David Finzel hat vor einigen Monaten erfolgreich sein Abitur am Humboldt-Gymnasium absolviert. Neben dem Pauken für die Prüfungen hat er vor allem eines gemacht: Er hat sich gegen Rechtsextremismus engagiert. Gemeinsam mit Mitstreitern wie Pfarrer Johannes Schreiner, Alt-OB Gerhard Lemm und der ehemaligen HGR-Schulleiterin Elke Richter hat er die Demos auf dem Markt organisiert.

Und dieses Engagement ist auch der Grund für seine Wehmut. "Ich habe schon so etwas wie Schuldgefühle", gibt er unumwunden zu. "Ich habe angefangen, mich hier zu engagieren und jetzt fühlt es sich schwierig an, Radeberg zu verlassen." Dennoch: Von dem Jahr in Berlin erwartet er sich viel. "Das ist eine Herzensangelegenheit."

Eindrückliche Erinnerungen an "Radeberg is(s)t bunt"

Fragt man die Bürger in Radeberg und Umgebung danach, wo sich in Sachsen am dringendsten etwas ändern müsste, dann sagen 50 Prozent der Befragten: "Beim gesellschaftlichen und politischen Miteinander". Im gesamten Landkreis Bautzen sehen das 43 Prozent so. Diese Frage war nur eine von vielen im Sachsen-Kompass, einer großen Umfrage von Sächsische.de.

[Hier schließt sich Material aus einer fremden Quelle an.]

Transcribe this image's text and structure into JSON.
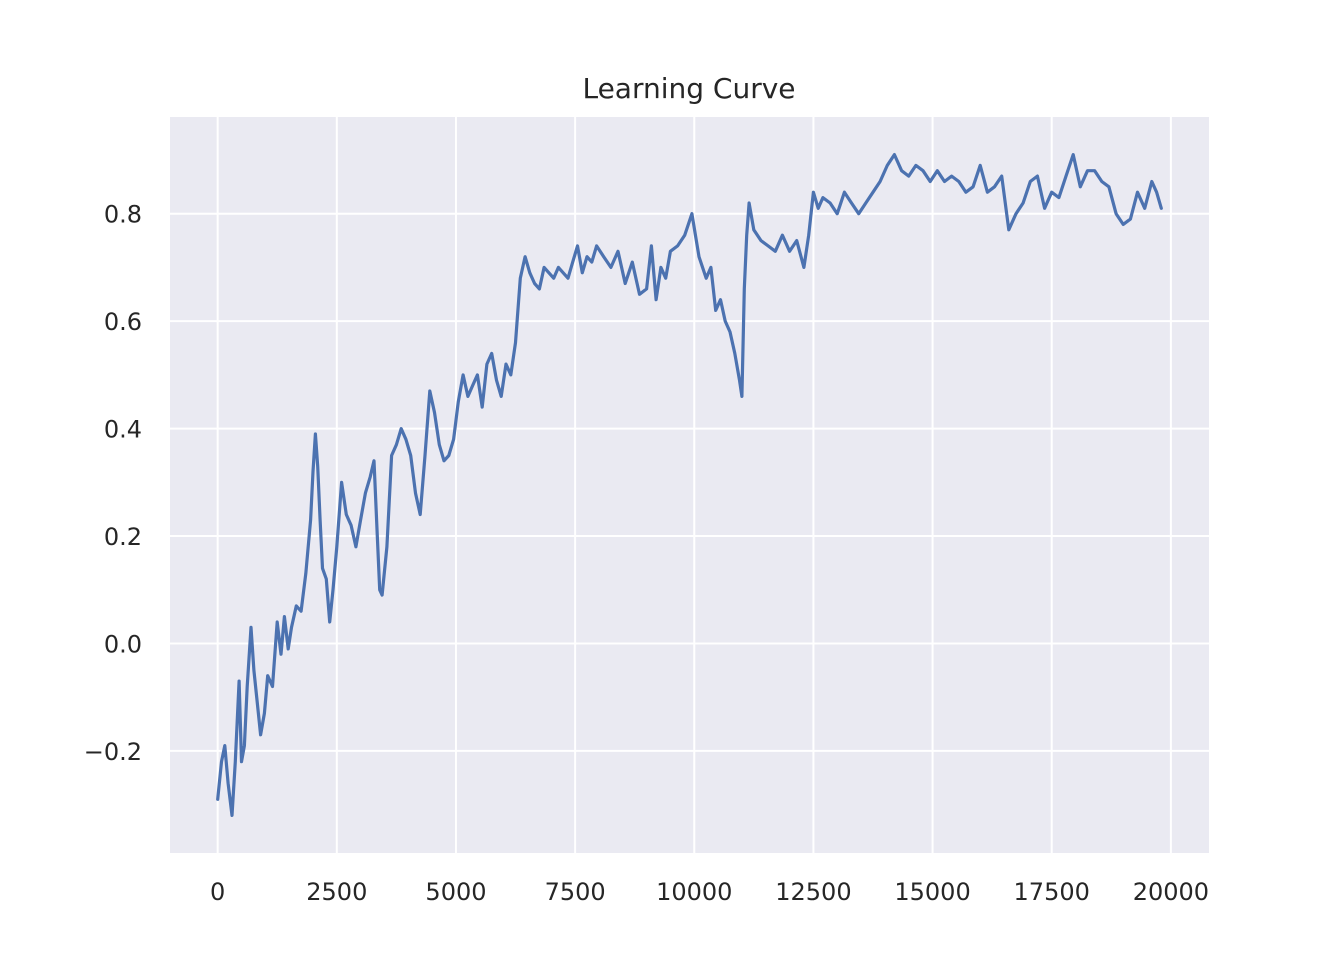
{
  "chart_data": {
    "type": "line",
    "title": "Learning Curve",
    "xlabel": "",
    "ylabel": "",
    "xlim": [
      -1000,
      20800
    ],
    "ylim": [
      -0.39,
      0.98
    ],
    "xticks": [
      0,
      2500,
      5000,
      7500,
      10000,
      12500,
      15000,
      17500,
      20000
    ],
    "xtick_labels": [
      "0",
      "2500",
      "5000",
      "7500",
      "10000",
      "12500",
      "15000",
      "17500",
      "20000"
    ],
    "yticks": [
      -0.2,
      0.0,
      0.2,
      0.4,
      0.6,
      0.8
    ],
    "ytick_labels": [
      "−0.2",
      "0.0",
      "0.2",
      "0.4",
      "0.6",
      "0.8"
    ],
    "grid": true,
    "background": "#eaeaf2",
    "grid_color": "#ffffff",
    "line_color": "#4c72b0",
    "series": [
      {
        "x": [
          0,
          80,
          150,
          220,
          300,
          370,
          450,
          500,
          560,
          620,
          700,
          760,
          820,
          900,
          980,
          1050,
          1150,
          1250,
          1330,
          1400,
          1480,
          1550,
          1650,
          1750,
          1850,
          1950,
          2000,
          2050,
          2100,
          2150,
          2200,
          2280,
          2350,
          2420,
          2500,
          2600,
          2700,
          2800,
          2900,
          3000,
          3100,
          3200,
          3280,
          3350,
          3400,
          3450,
          3550,
          3650,
          3750,
          3850,
          3950,
          4050,
          4150,
          4250,
          4350,
          4450,
          4550,
          4650,
          4750,
          4850,
          4950,
          5050,
          5150,
          5250,
          5350,
          5450,
          5550,
          5650,
          5750,
          5850,
          5950,
          6050,
          6150,
          6250,
          6350,
          6450,
          6550,
          6650,
          6750,
          6850,
          6950,
          7050,
          7150,
          7250,
          7350,
          7450,
          7550,
          7650,
          7750,
          7850,
          7950,
          8100,
          8250,
          8400,
          8550,
          8700,
          8850,
          9000,
          9100,
          9200,
          9300,
          9400,
          9500,
          9650,
          9800,
          9950,
          10100,
          10250,
          10350,
          10450,
          10550,
          10650,
          10750,
          10850,
          10950,
          11000,
          11050,
          11100,
          11150,
          11250,
          11400,
          11550,
          11700,
          11850,
          12000,
          12150,
          12300,
          12400,
          12500,
          12600,
          12700,
          12850,
          13000,
          13150,
          13300,
          13450,
          13600,
          13750,
          13900,
          14050,
          14200,
          14350,
          14500,
          14650,
          14800,
          14950,
          15100,
          15250,
          15400,
          15550,
          15700,
          15850,
          16000,
          16150,
          16300,
          16450,
          16600,
          16750,
          16900,
          17050,
          17200,
          17350,
          17500,
          17650,
          17800,
          17950,
          18100,
          18250,
          18400,
          18550,
          18700,
          18850,
          19000,
          19150,
          19300,
          19450,
          19600,
          19700,
          19800
        ],
        "y": [
          -0.29,
          -0.22,
          -0.19,
          -0.26,
          -0.32,
          -0.22,
          -0.07,
          -0.22,
          -0.19,
          -0.08,
          0.03,
          -0.05,
          -0.1,
          -0.17,
          -0.13,
          -0.06,
          -0.08,
          0.04,
          -0.02,
          0.05,
          -0.01,
          0.03,
          0.07,
          0.06,
          0.13,
          0.23,
          0.32,
          0.39,
          0.33,
          0.23,
          0.14,
          0.12,
          0.04,
          0.1,
          0.18,
          0.3,
          0.24,
          0.22,
          0.18,
          0.23,
          0.28,
          0.31,
          0.34,
          0.2,
          0.1,
          0.09,
          0.18,
          0.35,
          0.37,
          0.4,
          0.38,
          0.35,
          0.28,
          0.24,
          0.35,
          0.47,
          0.43,
          0.37,
          0.34,
          0.35,
          0.38,
          0.45,
          0.5,
          0.46,
          0.48,
          0.5,
          0.44,
          0.52,
          0.54,
          0.49,
          0.46,
          0.52,
          0.5,
          0.56,
          0.68,
          0.72,
          0.69,
          0.67,
          0.66,
          0.7,
          0.69,
          0.68,
          0.7,
          0.69,
          0.68,
          0.71,
          0.74,
          0.69,
          0.72,
          0.71,
          0.74,
          0.72,
          0.7,
          0.73,
          0.67,
          0.71,
          0.65,
          0.66,
          0.74,
          0.64,
          0.7,
          0.68,
          0.73,
          0.74,
          0.76,
          0.8,
          0.72,
          0.68,
          0.7,
          0.62,
          0.64,
          0.6,
          0.58,
          0.54,
          0.49,
          0.46,
          0.66,
          0.76,
          0.82,
          0.77,
          0.75,
          0.74,
          0.73,
          0.76,
          0.73,
          0.75,
          0.7,
          0.76,
          0.84,
          0.81,
          0.83,
          0.82,
          0.8,
          0.84,
          0.82,
          0.8,
          0.82,
          0.84,
          0.86,
          0.89,
          0.91,
          0.88,
          0.87,
          0.89,
          0.88,
          0.86,
          0.88,
          0.86,
          0.87,
          0.86,
          0.84,
          0.85,
          0.89,
          0.84,
          0.85,
          0.87,
          0.77,
          0.8,
          0.82,
          0.86,
          0.87,
          0.81,
          0.84,
          0.83,
          0.87,
          0.91,
          0.85,
          0.88,
          0.88,
          0.86,
          0.85,
          0.8,
          0.78,
          0.79,
          0.84,
          0.81,
          0.86,
          0.84,
          0.81
        ]
      }
    ]
  }
}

David Finzel wollte in den gesellschaftlichen Austausch treten, über Parteigrenzen hinweg. Und das hat er auch getan. Auf dem Markt in Radeberg haben sich regelmäßig Vertreter aller demokratischen Parteien versammelt. Besonders eindrücklich ist dem 19-Jährigen der Brunch "Radeberg is(s)t bunt" in Erinnerung geblieben. "Das war toll zu sehen, wie viele Menschen da gekommen sind", sagt er. "Jeder ist mit jedem ins Gespräch gekommen." Diese Formate würde er sich mehr wünschen.

"Fremdenfeindlichkeit akzeptieren wir nicht"

"Die Demos haben gezeigt, dass es ein breites Bündnis gibt", sagt David Finzel. "Aber in meinen Augen sind es immer noch zu viele Menschen, die montags ihre Runden drehen." Laut Sachsen-Kompass sagen 40 Prozent der Befragten, dass sich beim Thema "Migration/Integration" dringend etwas ändern müsse.

David Finzel hat dazu eine klare Meinung. "Die AfD, das sind in meinen Augen Menschenfeinde", sagt er. "Wenn Menschen aus anderen Kulturen zu uns kommen, dann ist es auch okay, offen darüber zu sprechen, wovor Menschen vielleicht Angst haben und was vielleicht schiefläuft, um dann eine gemeinsame Lösung für alle zu finden. Es gibt eine klare Trennung zwischen Rassismus und Angst."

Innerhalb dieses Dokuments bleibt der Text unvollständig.